Die Klimabewegung wird Biden unter Druck setzen müssen

Biden kann aus einer ganzen Reihe von politischen Optionen wählen. Die Aktivist*innen sind besser organisiert als je zuvor und daher auch besser in der Lage, seine Entscheidungen zu beeinflussen. Wie Trump gezeigt hat, kann ein Präsident Pattsituationen umgehen, indem er Exekutivverordnungen erlässt. In Anbetracht dessen hat die Klimaschutzorganisation 350.org eine Liste von zehn Maßnahmen in Umlauf gebracht, die die Biden-Administration am ersten Tag ihrer Regierungstätigkeit in Kraft setzen soll. Dazu gehören die Einstellung der Förderung fossiler Brennstoffe auf öffentlichem Land, ein Fracking-Verbot auf Grundlage von Umweltschutzgesetzen der EPA, die Einstellung von Öl- und Gasexporten, die Verweigerung von Genehmigungen für Infrastrukturprojekte der fossilen Brennstoffindustrie, die Streichung von Subventionen für fossile Brennstoffe und vieles mehr. Einiges davon wird in Bidens Programm angedeutet, anderes hat er jedoch bislang abgelehnt – etwa ein Fracking-Verbot. Was die internationalen Beziehungen angeht, hat Biden angekündigt, die USA würden unter ihm wieder dem Pariser Klimaabkommen beitreten und er werde darauf hinwirken, dass andere Länder zusätzliche freiwillige Klimaschutz-Verpflichtungen auf sich nehmen. Das wird jedoch nicht genügen. Auch hier werden Aktivist*innen Biden unter Druck setzen müssen, damit er mehr als das tut.

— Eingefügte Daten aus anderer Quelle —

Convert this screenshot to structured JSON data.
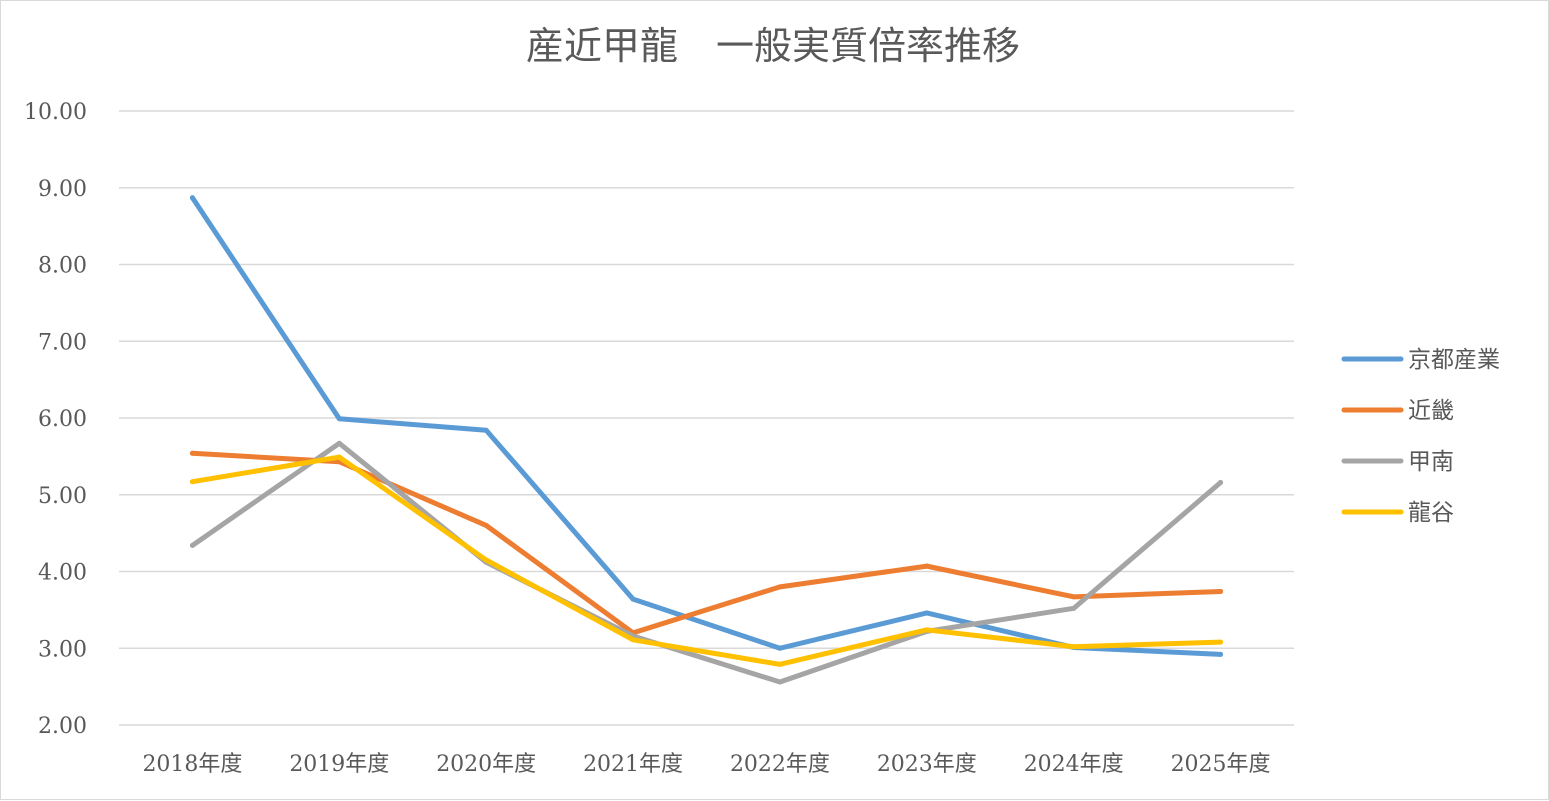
{
  "chart_data": {
    "type": "line",
    "title": "産近甲龍　一般実質倍率推移",
    "xlabel": "",
    "ylabel": "",
    "categories": [
      "2018年度",
      "2019年度",
      "2020年度",
      "2021年度",
      "2022年度",
      "2023年度",
      "2024年度",
      "2025年度"
    ],
    "ylim": [
      2.0,
      10.0
    ],
    "yticks": [
      "2.00",
      "3.00",
      "4.00",
      "5.00",
      "6.00",
      "7.00",
      "8.00",
      "9.00",
      "10.00"
    ],
    "grid": true,
    "legend_position": "right",
    "series": [
      {
        "name": "京都産業",
        "color": "#5B9BD5",
        "values": [
          8.87,
          5.99,
          5.84,
          3.64,
          3.0,
          3.46,
          3.01,
          2.92
        ]
      },
      {
        "name": "近畿",
        "color": "#ED7D31",
        "values": [
          5.54,
          5.43,
          4.6,
          3.2,
          3.8,
          4.07,
          3.67,
          3.74
        ]
      },
      {
        "name": "甲南",
        "color": "#A5A5A5",
        "values": [
          4.34,
          5.67,
          4.12,
          3.16,
          2.56,
          3.22,
          3.52,
          5.16
        ]
      },
      {
        "name": "龍谷",
        "color": "#FFC000",
        "values": [
          5.17,
          5.49,
          4.15,
          3.11,
          2.79,
          3.24,
          3.02,
          3.08
        ]
      }
    ]
  }
}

Gegenüber seinen Anfängen hat sich Biden zweifellos weiterentwickelt. Er hat sich im Laufe seiner Karriere aber auch immer wieder als jemand erwiesen, der sein Fähnchen nach dem Wind hängt und sich jeweils für die ihm opportun erscheinende Politik entscheidet. Wenn die COVID-19-Krise überwunden sein wird, werden im großen Maßstab Infrastruktur- und Arbeitsmarktmaßnahmen erforderlich sein. Biden wird darum kämpfen müssen, diese Maßnahmen gegen einen Senat durchzusetzen, in dem die Republikanische Partei aller Wahrscheinlichkeit nach die Mehrheit stellen wird. Klimaaktivist*innen werden sich dafür einsetzen müssen, dass Biden die Chancen, die die Krise mit sich bringt, nicht verspielt, indem er sich mit einem Programm für eine klimagerechte Iinfrastruktur und Arbeitsplätze begnügt. Auch wenn Joe Biden sich nicht als Träger eines Klimamandats versteht: Wenn er wirklich «die Wissenschaft ernst nimmt», dann werden die USA zu einer nachhaltigen Wirtschaftsweise übergehen müssen. Für eine Klima-Linke, die sich mit Biden verbündet hat, um Trump zu besiegen und weiterkämpfen zu können, ist die Zeit zum Kämpfen nun gekommen.